The visit to Mammoth also presented a first for us on the road. We stayed, for the first time, at a park with no hooks-ups. For us that meant no water, electric or sewer. The major challenge was to see how our solar system would work and how long our fresh and waste water tanks would hold out!
The Mammoth Cave complex is the worlds largest cave system, with more than 400 miles of it having been explored. There is much more of the cave that has been untouched and unseen. The best way to visit is to take a tour. Underground.
The limestone labyrinth is capped by a layer of sandstone making the complex very stable.

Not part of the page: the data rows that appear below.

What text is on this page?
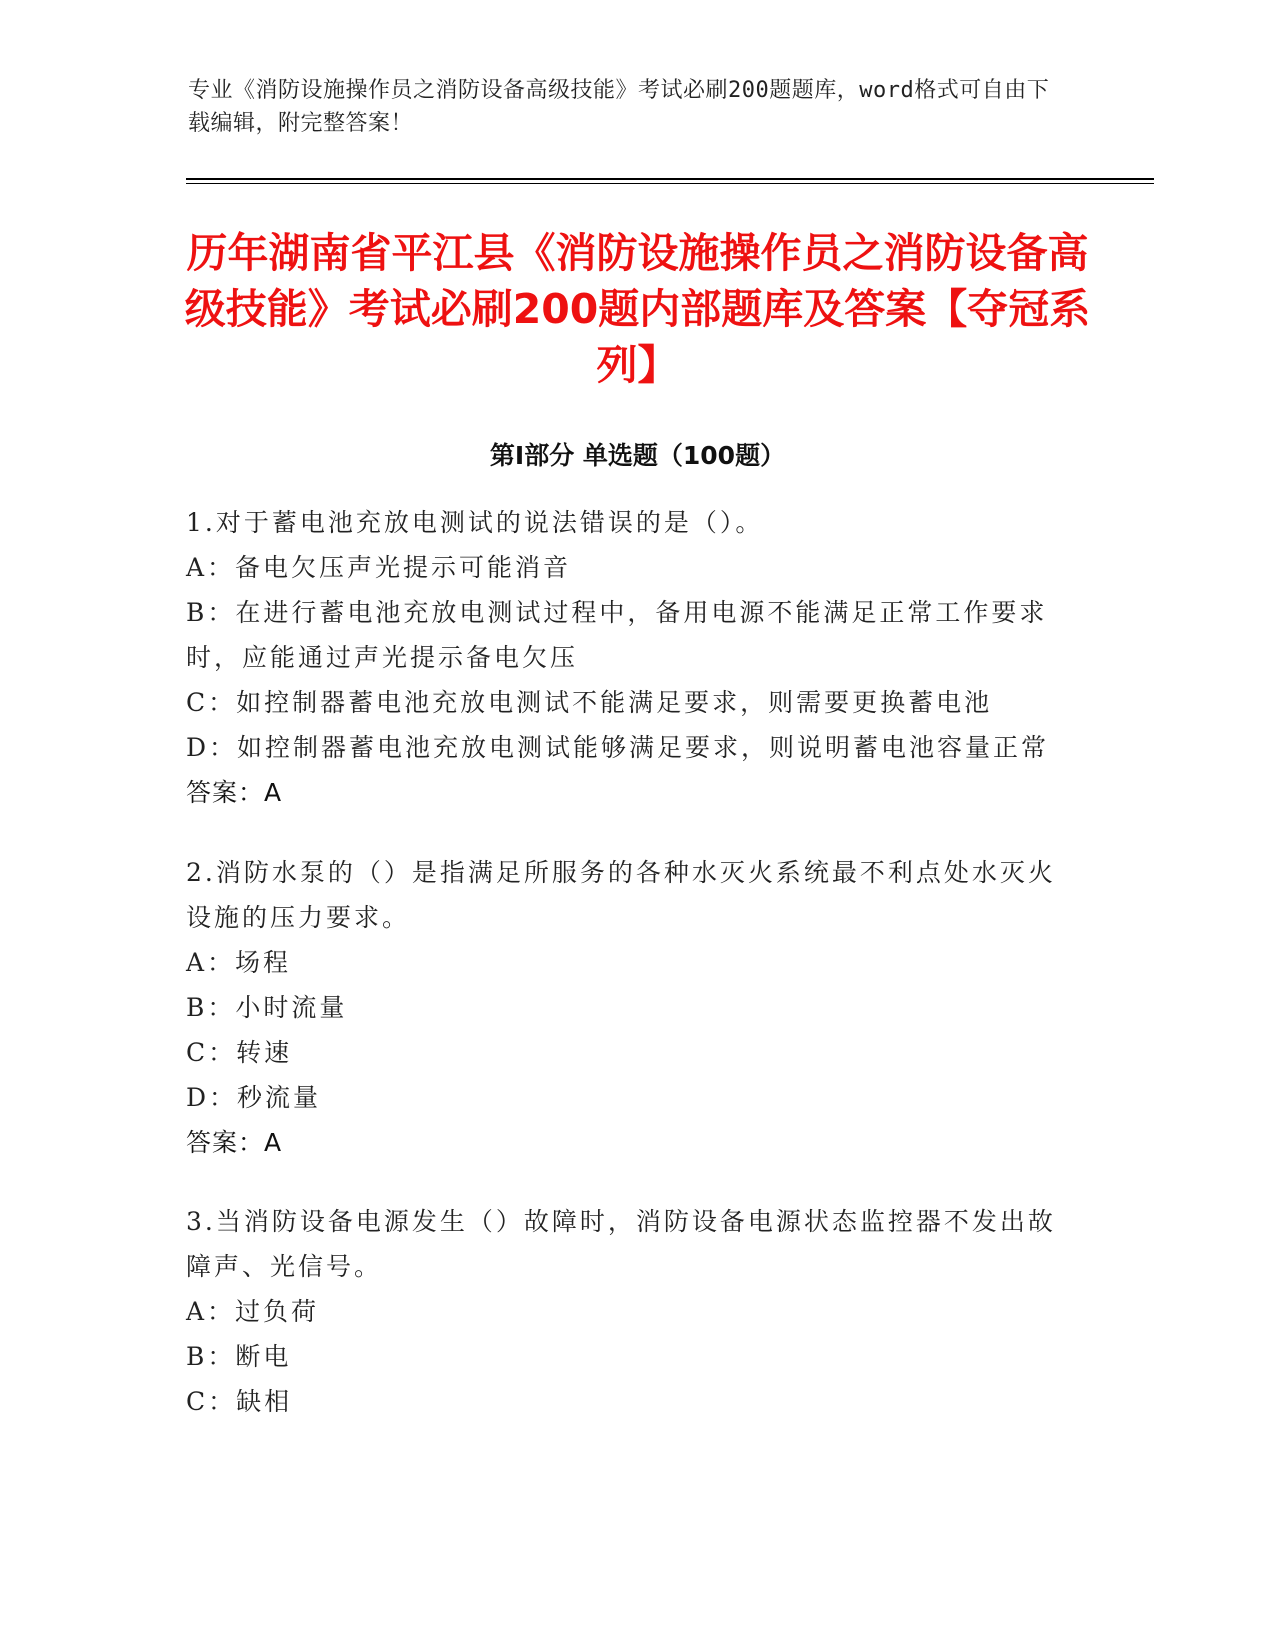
专业《消防设施操作员之消防设备高级技能》考试必刷200题题库，word格式可自由下载编辑，附完整答案！
历年湖南省平江县《消防设施操作员之消防设备高级技能》考试必刷200题内部题库及答案【夺冠系列】
第Ⅰ部分 单选题（100题）

1.对于蓄电池充放电测试的说法错误的是（）。

A：备电欠压声光提示可能消音

B：在进行蓄电池充放电测试过程中，备用电源不能满足正常工作要求时，应能通过声光提示备电欠压

C：如控制器蓄电池充放电测试不能满足要求，则需要更换蓄电池

D：如控制器蓄电池充放电测试能够满足要求，则说明蓄电池容量正常

答案：A

2.消防水泵的（）是指满足所服务的各种水灭火系统最不利点处水灭火设施的压力要求。

A：场程

B：小时流量

C：转速

D：秒流量

答案：A

3.当消防设备电源发生（）故障时，消防设备电源状态监控器不发出故障声、光信号。

A：过负荷

B：断电

C：缺相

There are "wet" areas where stalactites and stalagmites of calcium form making curtains, columns and frozen waterfalls. "Dry" areas are composed of hollowed out caverns, forming vast rooms and canyons where ancient rivers cut their way through the limestone.
My Bride selected the Domes and Dripstones Tour which is about 3/4 of a mile long and lasts two hours . I settled for the Grand Avenue Tour, spending four hours underground while covering four miles of passageways.
|Historical Graffiti - this one is Civil War Era|
The history of this area is fascinating from ancient peoples using it for shelter; it's accidental discovery and mining of nitrate to make saltpeter for gunpowder; it's use as a sanitarium to treat tuberculosis (unsuccessfully); to a popular tourist attraction and spawning the Kentucky Cave Wars; until eventually becoming a a National Park in 1941. Of real interest is the history of African Americans and Mammoth Cave.